Hi,
we're dealing with a performance issue with elastic 1.5.2 (but we also had it on 1.5.1 and preceding versions).
Our ES is formed by a single node instance on a Xeon with 12 HT cores and 64Gb of RAM; we plan to setup an ES cluster later this year. We configured both $ES_MIN_MEM and $ES_MAX_MEM with 32g. We also made these changes to the default configuration file:
threadpool.search.type: fixed
threadpool.search.size: 24
threadpool.search.queue_size: 200000
bootstrap.mlockall: true
http.cors.enabled: true
script.disable_dynamic: false
We started our tests on an index with one shard, no replicas and only one mapping with 400k docs (each with 10 subdocs) like this one:
{"user_id":201512,"chain_id":7735,"task_id":8856,"time_slices":[{"slice_end_time":4603,"slice_start_time":4505,"slice_time_effort":10},{"slice_end_time":6942,"slice_start_time":8835,"slice_time_effort":10},{"slice_end_time":8679,"slice_start_time":6006,"slice_time_effort":10},{"slice_end_time":7701,"slice_start_time":2305,"slice_time_effort":10},{"slice_end_time":5978,"slice_start_time":1504,"slice_time_effort":10},{"slice_end_time":8576,"slice_start_time":2713,"slice_time_effort":10},{"slice_end_time":6037,"slice_start_time":1160,"slice_time_effort":10},{"slice_end_time":8141,"slice_start_time":8894,"slice_time_effort":10},{"slice_end_time":6278,"slice_start_time":7509,"slice_time_effort":10},{"slice_end_time":3711,"slice_start_time":350,"slice_time_effort":10}]}
indexed with the _id as a concatenation of task_id and chain_id; each of the 400k docs has a different "user_id" value.
Our target is to retrieve documents related to a set of users.
We cannot use a MultiGet to retrieve the docs related to a set of users (since the _id of the docs is not the user_id) and so we use a TermsFilter (we of course can change the structure of the docs, but having the chain_id and task_id as the _id makes our life a lot simpler); we are testing this call since we'd like to have stable performances as the number of docs in the index grows.

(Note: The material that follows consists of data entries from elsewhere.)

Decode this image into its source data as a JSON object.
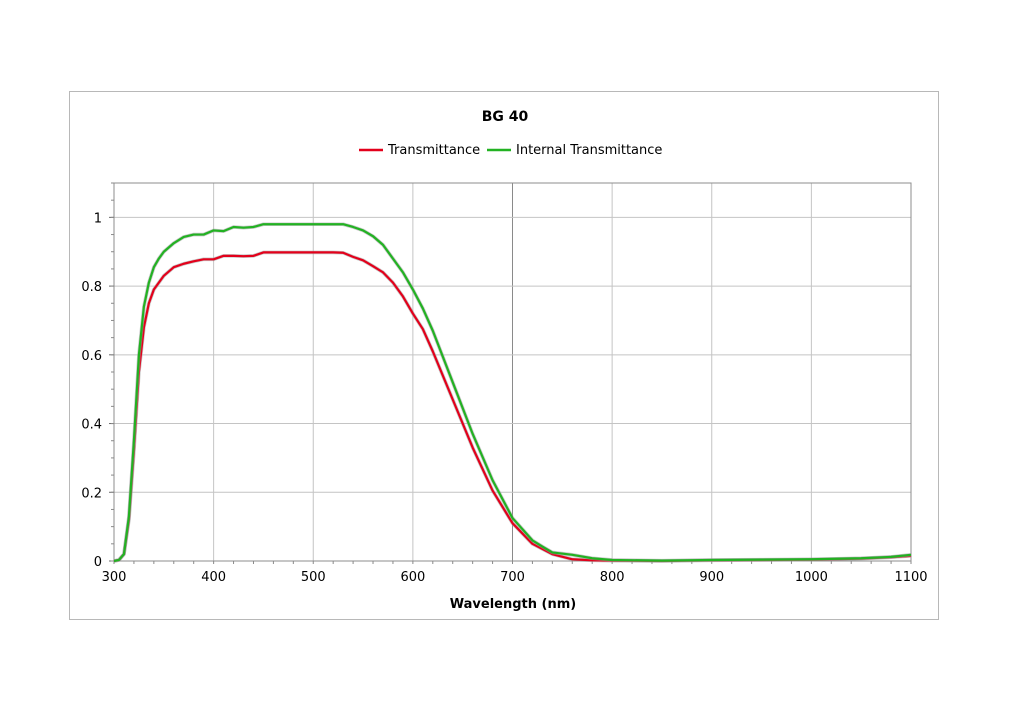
{
  "chart_data": {
    "type": "line",
    "title": "BG 40",
    "xlabel": "Wavelength (nm)",
    "ylabel": "",
    "xlim": [
      300,
      1100
    ],
    "ylim": [
      0,
      1.1
    ],
    "xticks": [
      300,
      400,
      500,
      600,
      700,
      800,
      900,
      1000,
      1100
    ],
    "yticks": [
      0,
      0.2,
      0.4,
      0.6,
      0.8,
      1
    ],
    "ytick_labels": [
      "0",
      "0.2",
      "0.4",
      "0.6",
      "0.8",
      "1"
    ],
    "grid": true,
    "legend_position": "top-center",
    "series": [
      {
        "name": "Transmittance",
        "color": "#e3001b",
        "x": [
          300,
          305,
          310,
          315,
          320,
          325,
          330,
          335,
          340,
          345,
          350,
          360,
          370,
          380,
          390,
          400,
          410,
          420,
          430,
          440,
          450,
          460,
          480,
          500,
          520,
          530,
          540,
          550,
          560,
          570,
          580,
          590,
          600,
          610,
          620,
          640,
          660,
          680,
          700,
          720,
          740,
          760,
          780,
          800,
          850,
          900,
          950,
          1000,
          1050,
          1080,
          1100
        ],
        "y": [
          0.0,
          0.003,
          0.02,
          0.12,
          0.32,
          0.55,
          0.68,
          0.75,
          0.79,
          0.81,
          0.83,
          0.855,
          0.865,
          0.872,
          0.878,
          0.878,
          0.888,
          0.888,
          0.887,
          0.888,
          0.898,
          0.898,
          0.898,
          0.898,
          0.898,
          0.897,
          0.885,
          0.875,
          0.858,
          0.84,
          0.81,
          0.77,
          0.72,
          0.675,
          0.61,
          0.47,
          0.33,
          0.205,
          0.11,
          0.05,
          0.02,
          0.005,
          0.002,
          0.001,
          0.0,
          0.002,
          0.003,
          0.004,
          0.007,
          0.011,
          0.015
        ]
      },
      {
        "name": "Internal Transmittance",
        "color": "#22b222",
        "x": [
          300,
          305,
          310,
          315,
          320,
          325,
          330,
          335,
          340,
          345,
          350,
          360,
          370,
          380,
          390,
          400,
          410,
          420,
          430,
          440,
          450,
          460,
          480,
          500,
          520,
          530,
          540,
          550,
          560,
          570,
          580,
          590,
          600,
          610,
          620,
          640,
          660,
          680,
          700,
          720,
          730,
          740,
          760,
          780,
          800,
          850,
          900,
          950,
          1000,
          1050,
          1080,
          1100
        ],
        "y": [
          0.0,
          0.003,
          0.02,
          0.13,
          0.35,
          0.6,
          0.74,
          0.81,
          0.855,
          0.88,
          0.9,
          0.925,
          0.943,
          0.95,
          0.95,
          0.962,
          0.96,
          0.972,
          0.97,
          0.972,
          0.98,
          0.98,
          0.98,
          0.98,
          0.98,
          0.98,
          0.972,
          0.962,
          0.945,
          0.92,
          0.88,
          0.84,
          0.79,
          0.735,
          0.67,
          0.52,
          0.37,
          0.235,
          0.125,
          0.06,
          0.042,
          0.025,
          0.018,
          0.008,
          0.003,
          0.001,
          0.003,
          0.004,
          0.005,
          0.008,
          0.012,
          0.018
        ]
      }
    ]
  }
}
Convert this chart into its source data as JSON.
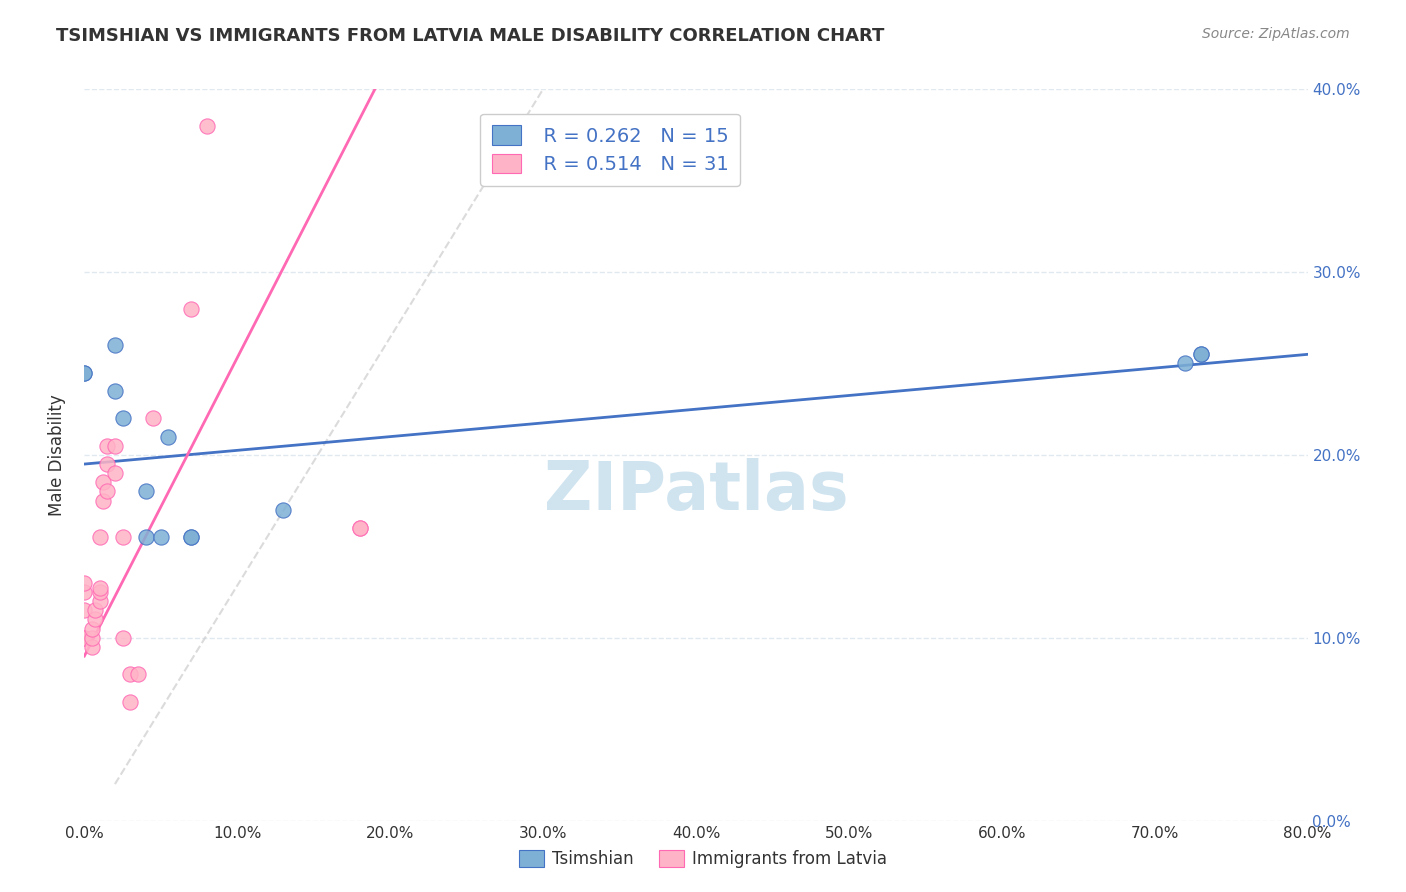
{
  "title": "TSIMSHIAN VS IMMIGRANTS FROM LATVIA MALE DISABILITY CORRELATION CHART",
  "source": "Source: ZipAtlas.com",
  "xlabel": "",
  "ylabel": "Male Disability",
  "xlim": [
    0,
    0.8
  ],
  "ylim": [
    0,
    0.4
  ],
  "xticks": [
    0.0,
    0.1,
    0.2,
    0.3,
    0.4,
    0.5,
    0.6,
    0.7,
    0.8
  ],
  "yticks": [
    0.0,
    0.1,
    0.2,
    0.3,
    0.4
  ],
  "blue_R": 0.262,
  "blue_N": 15,
  "pink_R": 0.514,
  "pink_N": 31,
  "blue_color": "#7EB0D5",
  "pink_color": "#FFB3C6",
  "blue_line_color": "#4472C4",
  "pink_line_color": "#FF69B4",
  "tsimshian_points_x": [
    0.0,
    0.0,
    0.02,
    0.02,
    0.025,
    0.04,
    0.04,
    0.05,
    0.055,
    0.07,
    0.07,
    0.13,
    0.72,
    0.73,
    0.73
  ],
  "tsimshian_points_y": [
    0.245,
    0.245,
    0.235,
    0.26,
    0.22,
    0.18,
    0.155,
    0.155,
    0.21,
    0.155,
    0.155,
    0.17,
    0.25,
    0.255,
    0.255
  ],
  "latvia_points_x": [
    0.0,
    0.0,
    0.0,
    0.0,
    0.0,
    0.005,
    0.005,
    0.005,
    0.007,
    0.007,
    0.01,
    0.01,
    0.01,
    0.01,
    0.012,
    0.012,
    0.015,
    0.015,
    0.015,
    0.02,
    0.02,
    0.025,
    0.025,
    0.03,
    0.03,
    0.035,
    0.045,
    0.07,
    0.08,
    0.18,
    0.18
  ],
  "latvia_points_y": [
    0.1,
    0.1,
    0.115,
    0.125,
    0.13,
    0.095,
    0.1,
    0.105,
    0.11,
    0.115,
    0.12,
    0.125,
    0.127,
    0.155,
    0.175,
    0.185,
    0.18,
    0.195,
    0.205,
    0.205,
    0.19,
    0.1,
    0.155,
    0.065,
    0.08,
    0.08,
    0.22,
    0.28,
    0.38,
    0.16,
    0.16
  ],
  "blue_trend_x": [
    0.0,
    0.8
  ],
  "blue_trend_y": [
    0.195,
    0.255
  ],
  "pink_trend_x": [
    0.0,
    0.19
  ],
  "pink_trend_y": [
    0.09,
    0.4
  ],
  "ref_line_x": [
    0.02,
    0.3
  ],
  "ref_line_y": [
    0.02,
    0.4
  ],
  "background_color": "#FFFFFF",
  "grid_color": "#E0E8F0",
  "watermark_text": "ZIPatlas",
  "watermark_color": "#D0E4F0"
}
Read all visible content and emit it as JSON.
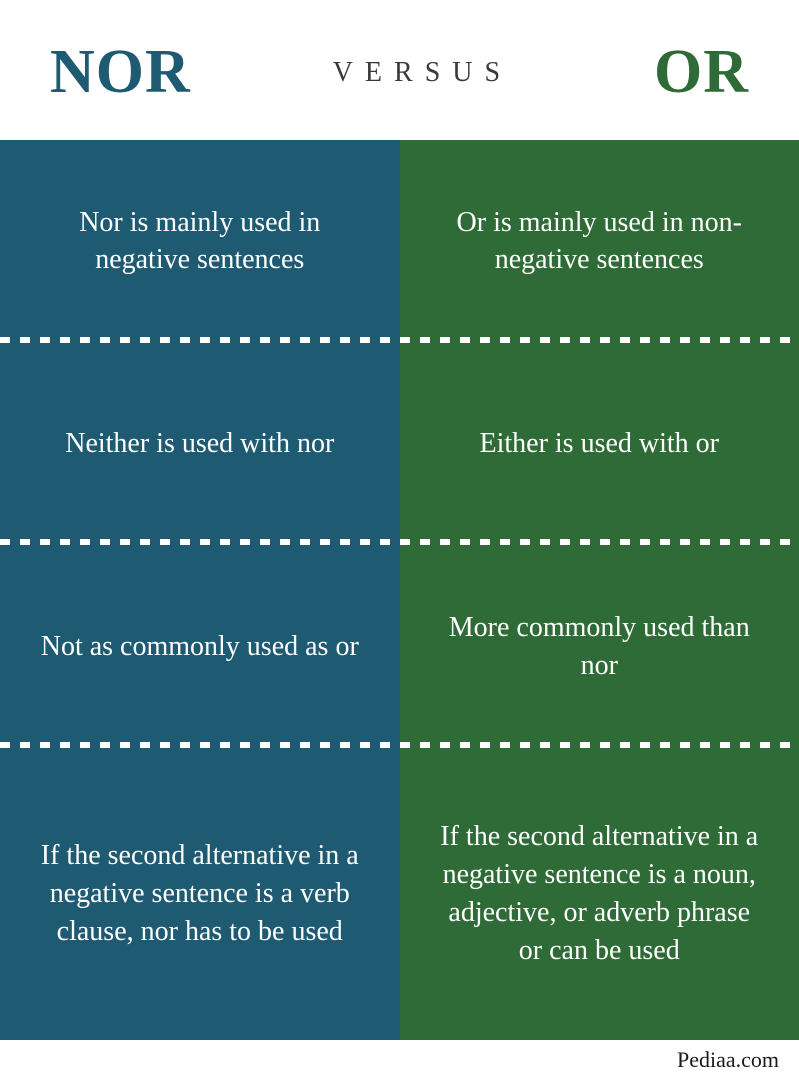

We tested a TermsFilter on "user_id" field with 20 random different values, wrapped into a ConstantScoreQuery: we sent to ES 200k requests in chunks of 4k/sec. The result was about 1400 responses/sec.
Then we grew the index doubling the number of docs, reaching 800k (maintaining unique user_ids); the same TermsFilter on "user_id" field with 20 random values, made of 200k reqs with chunks of 4k/sec, and ES kept managing about 1400 resp/sec.
Then we doubled again the number of docs, reaching 1.6M and the same test led to about 1200 resp/sec.
We then decided to grow the index a lot more, and reached 16M documents; we lowered down the test making a total of 6k requests split in chunks of 300/sec (but keeping 20 terms on the filter) and it resulted in ES managing about 200 resp/sec. We made another index with the same number of documents but on 5 shards, and the results were better, about 400 resp/sec.
We noticed that if, for example, the total running time of the test is 20 seconds, during the first 17 secs we receive a few responses (at most some hundreds) and in the remaining 3 secs we receive the missing thousands all together, like a flush of accumulated responses. The higher the number of requests, the more the number of seconds "waiting" before the flush; the flush duration seems proportional to the amount of data requested, so I guess the flush duration is function of the bandwidth between the client and the server (we hit the 12MB/sec limit of a 100Mb network).
How is this behaviour explained? Shouldn't ES be giving back responses as soon as the requests arrive?
We'd like to have stable performances: should we add nodes to the cluster as we reach a certain number of docs in the index and keep doing it as the number of docs grows? Is using more than one shard per node a good idea?
Thanks,
Andrea